The authors then describe response regulator gene family designated ARRs. There are two types of ARRs: type-A consisting solely of receiver domain and type-B representing the output domain fused to the receiver. Only there is production of type A mRNAs in response to cytokinin, indicating that only type-A ARRs may be involved in cytokinin signaling. When the type-A ARR is overexpressed, it has a negative feedback effect on signaling. The presence of multiple ARR1 binding sites in the promoter of type-A indicates that the primary targets of cytokinin signaling are regulated by ARR1s.
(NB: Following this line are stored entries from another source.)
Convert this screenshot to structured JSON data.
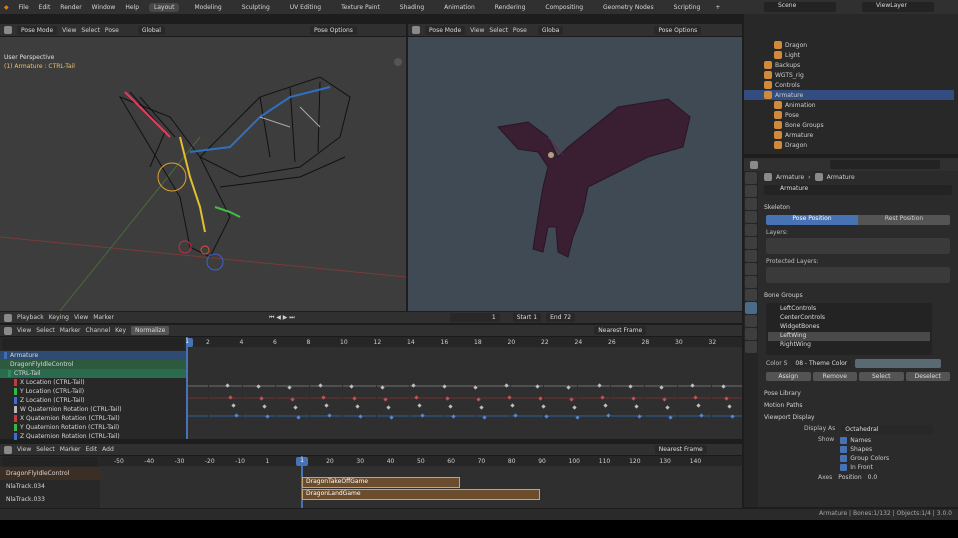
{
  "menu": {
    "items": [
      "File",
      "Edit",
      "Render",
      "Window",
      "Help"
    ],
    "workspaces": [
      "Layout",
      "Modeling",
      "Sculpting",
      "UV Editing",
      "Texture Paint",
      "Shading",
      "Animation",
      "Rendering",
      "Compositing",
      "Geometry Nodes",
      "Scripting"
    ],
    "active_workspace": "Layout",
    "scene": "Scene",
    "view_layer": "ViewLayer",
    "add_tab": "+"
  },
  "viewport_left": {
    "mode": "Pose Mode",
    "menus": [
      "View",
      "Select",
      "Pose"
    ],
    "orientation": "Global",
    "pose_options": "Pose Options",
    "perspective": "User Perspective",
    "object": "(1) Armature : CTRL-Tail"
  },
  "viewport_right": {
    "mode": "Pose Mode",
    "menus": [
      "View",
      "Select",
      "Pose"
    ],
    "orientation": "Globa",
    "pose_options": "Pose Options"
  },
  "outliner": {
    "rows": [
      {
        "name": "Dragon",
        "depth": 2
      },
      {
        "name": "Light",
        "depth": 2
      },
      {
        "name": "Backups",
        "depth": 1
      },
      {
        "name": "WGTS_rig",
        "depth": 1
      },
      {
        "name": "Controls",
        "depth": 1
      },
      {
        "name": "Armature",
        "depth": 1,
        "selected": true
      },
      {
        "name": "Animation",
        "depth": 2
      },
      {
        "name": "Pose",
        "depth": 2
      },
      {
        "name": "Bone Groups",
        "depth": 2
      },
      {
        "name": "Armature",
        "depth": 2
      },
      {
        "name": "Dragon",
        "depth": 2
      }
    ]
  },
  "properties": {
    "breadcrumb_obj": "Armature",
    "breadcrumb_data": "Armature",
    "name_field": "Armature",
    "skeleton": "Skeleton",
    "pose_position": "Pose Position",
    "rest_position": "Rest Position",
    "layers": "Layers:",
    "protected_layers": "Protected Layers:",
    "bone_groups": "Bone Groups",
    "groups": [
      "LeftControls",
      "CenterControls",
      "WidgetBones",
      "LeftWing",
      "RightWing"
    ],
    "selected_group": "LeftWing",
    "color_set_label": "Color S",
    "color_set_value": "08 - Theme Color",
    "buttons": [
      "Assign",
      "Remove",
      "Select",
      "Deselect"
    ],
    "pose_library": "Pose Library",
    "motion_paths": "Motion Paths",
    "viewport_display": "Viewport Display",
    "display_as_label": "Display As",
    "display_as_value": "Octahedral",
    "show_label": "Show",
    "show_items": [
      "Names",
      "Shapes",
      "Group Colors",
      "In Front"
    ],
    "axes_label": "Axes",
    "axes_value": "Position",
    "axes_num": "0.0"
  },
  "dopesheet": {
    "playback": "Playback",
    "keying": "Keying",
    "view": "View",
    "marker": "Marker",
    "current_frame": "1",
    "start_label": "Start",
    "start": "1",
    "end_label": "End",
    "end": "72",
    "menus": [
      "View",
      "Select",
      "Marker",
      "Channel",
      "Key"
    ],
    "mode": "Normalize",
    "snap": "Nearest Frame",
    "ticks": [
      "2",
      "4",
      "6",
      "8",
      "10",
      "12",
      "14",
      "16",
      "18",
      "20",
      "22",
      "24",
      "26",
      "28",
      "30",
      "32"
    ],
    "playhead": "1",
    "channels": [
      {
        "name": "Armature",
        "color": "#3d6fb5"
      },
      {
        "name": "DragonFlyIdleControl",
        "color": "#2d5a3f"
      },
      {
        "name": "CTRL-Tail",
        "color": "#2d8a5f"
      },
      {
        "name": "X Location (CTRL-Tail)",
        "color": "#c23b3b"
      },
      {
        "name": "Y Location (CTRL-Tail)",
        "color": "#3bb34a"
      },
      {
        "name": "Z Location (CTRL-Tail)",
        "color": "#3b6fd1"
      },
      {
        "name": "W Quaternion Rotation (CTRL-Tail)",
        "color": "#b8b8b8"
      },
      {
        "name": "X Quaternion Rotation (CTRL-Tail)",
        "color": "#c23b3b"
      },
      {
        "name": "Y Quaternion Rotation (CTRL-Tail)",
        "color": "#3bb34a"
      },
      {
        "name": "Z Quaternion Rotation (CTRL-Tail)",
        "color": "#3b6fd1"
      }
    ]
  },
  "nla": {
    "menus": [
      "View",
      "Select",
      "Marker",
      "Edit",
      "Add"
    ],
    "snap": "Nearest Frame",
    "ticks": [
      "-50",
      "-40",
      "-30",
      "-20",
      "-10",
      "1",
      "10",
      "20",
      "30",
      "40",
      "50",
      "60",
      "70",
      "80",
      "90",
      "100",
      "110",
      "120",
      "130",
      "140"
    ],
    "playhead": "1",
    "tracks": [
      {
        "name": "DragonFlyIdleControl"
      },
      {
        "name": "NlaTrack.034"
      },
      {
        "name": "NlaTrack.033"
      }
    ],
    "strips": [
      "DragonTakeOffGame",
      "DragonLandGame"
    ]
  },
  "status": {
    "text": "Armature | Bones:1/132 | Objects:1/4 | 3.0.0"
  }
}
Several of the type-B ARRs act as positive regulators of cytokinin responses. According to the authors, an endogenous chemical is released as a result of overexpression of the type-B ARRs. The authors propose that the phosphorelay hypothesis best explains how ARRs work. All 10 type -A and all 12 type-B in Arabidopsis share these sites with those discovered in rice, maize suggesting the functional relevance of these sites.
The authors sum up their article presenting a model of cytokinin action.
- Binding of cytokinin to CRE1/other related His Kinase
- Initiation of phosphorelay
- Phosphorylation and activation of the type-B ARRs
- Transcription of the Type-A genes which, in case of overexpression, negatively feedback into the pathway
- Type-A and Type-B ARRs interact with various molecules (effectors) inside the cell and determine the kind of biochemical reactions to occur appropriate to cytokinin.
In conclusion, the authors express the hope that with the availability of the sophisticated molecular tools, it will soon be possible to find answers to many unsolved questions such as the in vivo role of most of the members of the phosphorelay in Arabidopsis and their putative function in cytokinin signaling.